The latest version of PyDolphinScheduler would be installed after you run above command in your terminal. You could go and start Python Gateway Service to finish the prepare, and then go to Tutorial to make your hand dirty. But if you want to install the unreleased version of PyDolphinScheduler, you could go and see section installing PyDolphinScheduler in dev branch for more detail.

Note

Currently, we released multiple pre-release package in PyPI, you can see all released package including pre-release in release history. You can fix the the package version if you want to install pre-release package, for example if you want to install version 3.0.0-beta-2 package, you can run command python -m pip install apache-dolphinscheduler==3.0.0b2.

Installing PyDolphinScheduler In DEV Branch

Because the project is developing and some of the features still not release. If you want to try some thing unreleased you could install from the source code which we hold in GitHub

# Clone Apache DolphinScheduler repository
git clone git@github.com:apache/dolphinscheduler.git
# Install PyDolphinScheduler in develop mode
cd dolphinscheduler-python/pydolphinscheduler && python -m pip install -e .

After you installed PyDolphinScheduler, please remember start Python Gateway Service which waiting for PyDolphinScheduler’s workflow definition require.

Above command will clone whole dolphinscheduler source code to local, maybe you want to install latest pydolphinscheduler package directly and do not care about other code(including Python gateway service code), you can execute command

# Must escape the '&' character by adding '\'
pip install -e "git+https://github.com/apache/dolphinscheduler.git#egg=apache-dolphinscheduler&subdirectory=dolphinscheduler-python/pydolphinscheduler"

Start Python Gateway Service

Since PyDolphinScheduler is Python API for Apache DolphinScheduler, it could define workflow and tasks structure, but could not run it unless you install Apache DolphinScheduler and start its API server which including Python gateway service in it. We only and some key steps here and you could go install Apache DolphinScheduler for more detail

# Start DolphinScheduler api-server which including python gateway service
./bin/dolphinscheduler-daemon.sh start api-server

To check whether the server is alive or not, you could run jps. And the server is health if keyword ApiApplicationServer in the console.

jps
# ....
# 201472 ApiApplicationServer
# ....

Note

Please make sure you already enabled started Python gateway service along with api-server. The configuration is in yaml config path python-gateway.enabled : true in api-server’s configuration path in api-server/conf/application.yaml. The default value is true and Python gateway service start when api server is been started.

Run an Example

Before run an example for pydolphinscheduler, you should get the example code from it source code. You could run single bash command to get it

wget https://raw.githubusercontent.com/apache/dolphinscheduler/dev/dolphinscheduler-python/pydolphinscheduler/src/pydolphinscheduler/examples/tutorial.py

or you could copy-paste the content from tutorial source code. And then you could run the example in your terminal

python tutorial.py

If you want to submit your workflow to a remote API server, which means that your workflow script is different from the API server, you should first change pydolphinscheduler configuration and then submit the workflow script

pydolphinscheduler config --init
pydolphinscheduler config --set java_gateway.address <YOUR-API-SERVER-IP-OR-HOSTNAME>
python tutorial.py

Note

You could see more information in Configuration about all the configurations pydolphinscheduler supported.

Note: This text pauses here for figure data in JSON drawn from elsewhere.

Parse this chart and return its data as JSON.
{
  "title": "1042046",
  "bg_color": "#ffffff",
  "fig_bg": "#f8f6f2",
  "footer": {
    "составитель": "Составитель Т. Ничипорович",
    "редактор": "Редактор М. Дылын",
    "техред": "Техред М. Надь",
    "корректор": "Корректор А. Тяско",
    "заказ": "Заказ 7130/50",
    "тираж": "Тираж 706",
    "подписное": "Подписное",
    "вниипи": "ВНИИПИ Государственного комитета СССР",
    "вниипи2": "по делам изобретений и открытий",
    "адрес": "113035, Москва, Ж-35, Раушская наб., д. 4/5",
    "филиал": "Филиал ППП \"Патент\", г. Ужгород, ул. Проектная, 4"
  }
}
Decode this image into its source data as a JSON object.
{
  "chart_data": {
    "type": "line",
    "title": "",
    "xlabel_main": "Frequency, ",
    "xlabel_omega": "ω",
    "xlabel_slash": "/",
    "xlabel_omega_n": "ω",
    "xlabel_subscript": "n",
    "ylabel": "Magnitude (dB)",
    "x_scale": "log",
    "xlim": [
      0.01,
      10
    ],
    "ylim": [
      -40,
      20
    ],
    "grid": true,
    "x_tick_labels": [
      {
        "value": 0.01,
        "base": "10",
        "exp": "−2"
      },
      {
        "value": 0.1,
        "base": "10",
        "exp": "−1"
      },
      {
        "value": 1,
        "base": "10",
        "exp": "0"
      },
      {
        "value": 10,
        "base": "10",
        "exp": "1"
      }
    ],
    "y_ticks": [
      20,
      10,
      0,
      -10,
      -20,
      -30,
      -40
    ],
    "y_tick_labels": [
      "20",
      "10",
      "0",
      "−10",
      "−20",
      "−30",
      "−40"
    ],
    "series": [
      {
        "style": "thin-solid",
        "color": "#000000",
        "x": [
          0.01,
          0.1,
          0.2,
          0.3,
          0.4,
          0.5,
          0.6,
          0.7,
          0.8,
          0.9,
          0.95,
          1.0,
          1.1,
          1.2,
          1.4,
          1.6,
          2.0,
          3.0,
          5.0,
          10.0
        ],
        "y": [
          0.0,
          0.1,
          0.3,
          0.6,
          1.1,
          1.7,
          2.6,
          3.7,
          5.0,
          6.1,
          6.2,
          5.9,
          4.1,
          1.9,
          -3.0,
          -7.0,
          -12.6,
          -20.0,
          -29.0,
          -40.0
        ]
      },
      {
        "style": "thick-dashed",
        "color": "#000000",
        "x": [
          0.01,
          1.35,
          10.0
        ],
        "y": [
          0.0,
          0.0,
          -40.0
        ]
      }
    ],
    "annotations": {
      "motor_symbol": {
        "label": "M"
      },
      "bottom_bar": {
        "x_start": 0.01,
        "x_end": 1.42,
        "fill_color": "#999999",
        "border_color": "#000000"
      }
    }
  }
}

After that, you could go and see your DolphinScheduler web UI to find out a new workflow created by pydolphinscheduler, and the path of web UI is Project -> Workflow -> Workflow Definition.

What’s More

If you do not familiar with PyDolphinScheduler, you could go to Tutorial and see how it works. But if you already know the basic usage or concept of PyDolphinScheduler, you could go and play with all Tasks PyDolphinScheduler supports, or see our HOWTOs about useful cases.